Get all the help you need here.

This is restricted content – not visible to the public.

Repairing AWS Volumes (Slightly Dangerous)

Posted 06th August, 2019

This method has the potential to cause data loss! Be sure there's good backups at hand

  1. Power down the server which has the affected volume attached to it. Also make note of the availability zone of the server (e.g. eu-west-1b)

  2. Click Launch Instance at the top of the Instances page, and select the Amazon Linux 2 AMI (HVM), SSD Volume Type AMI. Set the instance type to t2.micro and click Configure Instance Details on the bottom right.

  3. On the Instance Details page, in the Subnet drop down, choose the one that matches the availability zone of the old server. Then just click Review and Launch and then Launch. You'll be prompted for a Key Pair. Just generate a new one and it'll download a pem file to your machine.

    • You'll be sent back to the Instance list. Take a note of the Instance ID for the new server. You'll need this later.
  4. Whilst the new server is launching, select the server the volume is attached to in the list, and in the bottom panel, click /dev/sda1. In the pop up tooltip, click the EBS ID (e.g. vol-04fs4fs4q3rs) to go to the console for that volume.

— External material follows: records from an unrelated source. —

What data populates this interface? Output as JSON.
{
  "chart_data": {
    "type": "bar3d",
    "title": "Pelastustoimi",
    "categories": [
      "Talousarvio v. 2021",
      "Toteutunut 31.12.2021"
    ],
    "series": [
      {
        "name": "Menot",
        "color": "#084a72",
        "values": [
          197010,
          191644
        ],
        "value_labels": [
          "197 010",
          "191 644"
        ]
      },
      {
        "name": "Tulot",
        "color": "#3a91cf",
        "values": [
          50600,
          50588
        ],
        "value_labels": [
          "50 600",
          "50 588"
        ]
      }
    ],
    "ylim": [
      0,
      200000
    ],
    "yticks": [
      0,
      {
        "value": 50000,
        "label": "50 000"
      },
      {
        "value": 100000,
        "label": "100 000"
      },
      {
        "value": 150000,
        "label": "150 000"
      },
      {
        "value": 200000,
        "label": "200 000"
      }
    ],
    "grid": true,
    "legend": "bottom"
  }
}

  5. Click the Actions button at the top of the page and choose Detach Volume

  6. Using the .pem file that was generated, ssh to the new Amazon Linux instance with the username ec2-user to the public IP. Once in, run sudo poweroff.

  7. Once the new server has shut down (it will show as Stopped in the instance list), in the Volumes list, find the volume that matches the ID you clicked earlier, it should show its state as Available with a blue gem next to it. Select it and the click the Actions button and choose Attach Volume. In the instance dropdown, choose the instance with the ID you noted earlier, and set the device to the highest possible value (e.g. /dev/sdp)

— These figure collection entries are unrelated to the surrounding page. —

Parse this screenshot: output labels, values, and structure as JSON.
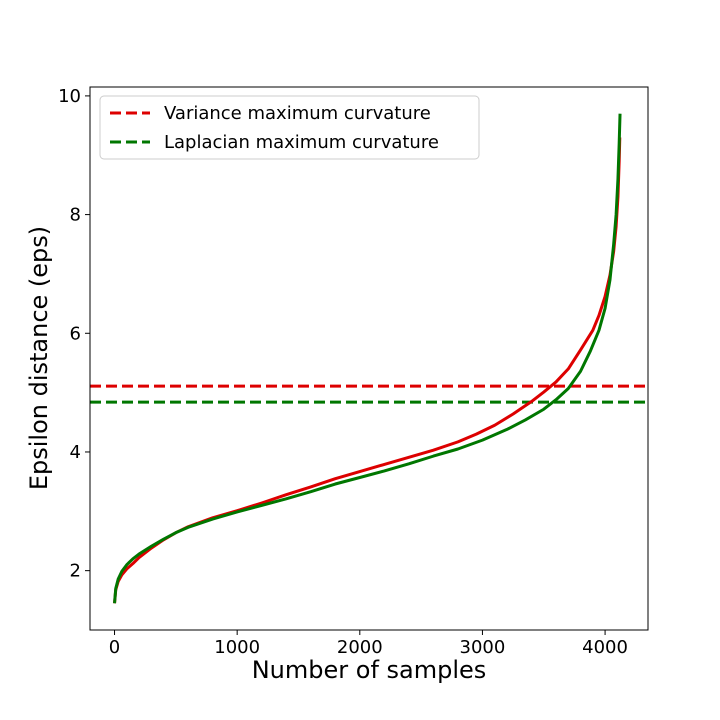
{
  "chart_data": {
    "type": "line",
    "title": "",
    "xlabel": "Number of samples",
    "ylabel": "Epsilon distance (eps)",
    "xlim": [
      -200,
      4350
    ],
    "ylim": [
      1.0,
      10.15
    ],
    "xticks": [
      0,
      1000,
      2000,
      3000,
      4000
    ],
    "yticks": [
      2,
      4,
      6,
      8,
      10
    ],
    "grid": false,
    "legend_position": "top-left",
    "series": [
      {
        "name": "red-curve",
        "color": "#dd0000",
        "points": [
          [
            0,
            1.45
          ],
          [
            10,
            1.68
          ],
          [
            30,
            1.82
          ],
          [
            60,
            1.93
          ],
          [
            100,
            2.03
          ],
          [
            150,
            2.12
          ],
          [
            200,
            2.22
          ],
          [
            300,
            2.38
          ],
          [
            400,
            2.52
          ],
          [
            500,
            2.64
          ],
          [
            600,
            2.74
          ],
          [
            800,
            2.89
          ],
          [
            1000,
            3.01
          ],
          [
            1200,
            3.14
          ],
          [
            1400,
            3.28
          ],
          [
            1600,
            3.41
          ],
          [
            1800,
            3.55
          ],
          [
            2000,
            3.67
          ],
          [
            2200,
            3.79
          ],
          [
            2400,
            3.91
          ],
          [
            2600,
            4.03
          ],
          [
            2800,
            4.17
          ],
          [
            2950,
            4.3
          ],
          [
            3100,
            4.45
          ],
          [
            3250,
            4.64
          ],
          [
            3400,
            4.85
          ],
          [
            3500,
            5.01
          ],
          [
            3600,
            5.18
          ],
          [
            3700,
            5.4
          ],
          [
            3800,
            5.72
          ],
          [
            3900,
            6.05
          ],
          [
            3950,
            6.3
          ],
          [
            4000,
            6.62
          ],
          [
            4040,
            6.98
          ],
          [
            4070,
            7.38
          ],
          [
            4090,
            7.8
          ],
          [
            4105,
            8.3
          ],
          [
            4115,
            8.9
          ],
          [
            4120,
            9.3
          ]
        ]
      },
      {
        "name": "green-curve",
        "color": "#007700",
        "points": [
          [
            0,
            1.45
          ],
          [
            10,
            1.7
          ],
          [
            30,
            1.86
          ],
          [
            60,
            1.99
          ],
          [
            100,
            2.1
          ],
          [
            150,
            2.2
          ],
          [
            200,
            2.28
          ],
          [
            300,
            2.41
          ],
          [
            400,
            2.53
          ],
          [
            500,
            2.64
          ],
          [
            600,
            2.73
          ],
          [
            800,
            2.87
          ],
          [
            1000,
            2.99
          ],
          [
            1200,
            3.1
          ],
          [
            1400,
            3.21
          ],
          [
            1600,
            3.33
          ],
          [
            1800,
            3.46
          ],
          [
            2000,
            3.57
          ],
          [
            2200,
            3.68
          ],
          [
            2400,
            3.8
          ],
          [
            2600,
            3.93
          ],
          [
            2800,
            4.05
          ],
          [
            3000,
            4.2
          ],
          [
            3200,
            4.38
          ],
          [
            3350,
            4.54
          ],
          [
            3500,
            4.72
          ],
          [
            3600,
            4.88
          ],
          [
            3700,
            5.07
          ],
          [
            3800,
            5.36
          ],
          [
            3880,
            5.7
          ],
          [
            3950,
            6.05
          ],
          [
            4000,
            6.42
          ],
          [
            4040,
            6.9
          ],
          [
            4070,
            7.5
          ],
          [
            4090,
            8.0
          ],
          [
            4105,
            8.6
          ],
          [
            4115,
            9.2
          ],
          [
            4122,
            9.7
          ]
        ]
      }
    ],
    "hlines": [
      {
        "label": "Variance maximum curvature",
        "y": 5.11,
        "color": "#dd0000",
        "style": "dashed"
      },
      {
        "label": "Laplacian maximum curvature",
        "y": 4.84,
        "color": "#007700",
        "style": "dashed"
      }
    ]
  }
}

  8. Power up the instance, and once it's up SSH to it. n.b. It will likely have a new public IP, but just use the same key and ec2-userl

  9. Use lsblk to find the dev name of the volume (despite what you put in the attach instance device name, it will not always match, so double check. It'll be the one that isn't mounted.

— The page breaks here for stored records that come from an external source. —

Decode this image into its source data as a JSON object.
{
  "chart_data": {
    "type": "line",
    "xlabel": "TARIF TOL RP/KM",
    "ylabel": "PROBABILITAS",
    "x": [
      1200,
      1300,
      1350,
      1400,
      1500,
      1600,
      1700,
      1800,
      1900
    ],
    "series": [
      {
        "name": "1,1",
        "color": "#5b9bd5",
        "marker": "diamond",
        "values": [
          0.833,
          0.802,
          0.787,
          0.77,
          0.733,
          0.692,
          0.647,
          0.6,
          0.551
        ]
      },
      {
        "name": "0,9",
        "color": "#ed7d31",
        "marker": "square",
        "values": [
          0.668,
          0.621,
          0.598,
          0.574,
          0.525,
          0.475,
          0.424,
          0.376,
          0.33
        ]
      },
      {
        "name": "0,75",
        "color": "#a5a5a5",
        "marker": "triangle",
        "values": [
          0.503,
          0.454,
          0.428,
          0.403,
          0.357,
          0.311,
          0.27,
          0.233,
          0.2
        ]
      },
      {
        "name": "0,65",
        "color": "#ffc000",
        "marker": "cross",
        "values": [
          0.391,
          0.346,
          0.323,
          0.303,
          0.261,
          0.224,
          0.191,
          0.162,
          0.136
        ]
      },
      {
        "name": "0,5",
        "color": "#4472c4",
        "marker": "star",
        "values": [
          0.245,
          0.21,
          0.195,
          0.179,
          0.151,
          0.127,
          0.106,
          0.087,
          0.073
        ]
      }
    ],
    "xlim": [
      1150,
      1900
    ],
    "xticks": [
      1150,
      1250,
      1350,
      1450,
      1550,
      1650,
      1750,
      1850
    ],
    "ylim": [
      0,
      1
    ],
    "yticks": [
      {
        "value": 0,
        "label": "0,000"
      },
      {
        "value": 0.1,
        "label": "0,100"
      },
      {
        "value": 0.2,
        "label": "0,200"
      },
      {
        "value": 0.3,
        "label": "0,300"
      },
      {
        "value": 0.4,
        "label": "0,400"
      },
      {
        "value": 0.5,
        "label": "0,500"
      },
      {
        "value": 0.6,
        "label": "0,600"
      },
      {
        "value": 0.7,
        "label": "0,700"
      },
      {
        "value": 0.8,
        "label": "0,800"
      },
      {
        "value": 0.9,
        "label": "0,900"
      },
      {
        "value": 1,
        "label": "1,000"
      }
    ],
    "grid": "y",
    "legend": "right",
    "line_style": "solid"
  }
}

  10. Run sudo xfs_repair -L /dev/sdp (swap sdp with whatever the actual device name ended up being). This will take a minute or two.

  11. Once down, run sudo poweroff and wait until the instance's status is Stopped in the Instance list. Like with the main server, click the volume in the bottom panel, and go to the volume.

  12. Click Actions on the top left and again Detach Volume. Then click Actions again and choose Attach Volume. Now select the instance it was originally attached to, but make sure the device name is set to /dev/sda1. It must be exactly /dev/sda1, not sda or anything else.

  13. Boot up the original instance. Once the status shows as running, click Actions, then select Instance Settings and finally Get Instance Screenshot.

  14. Refresh this now and then to make sure no xfs errors prevent booting. Once you see a login prompt or can SSH then you should be all set.

If the server still won't boot after this, ask Bruce or Dom for help.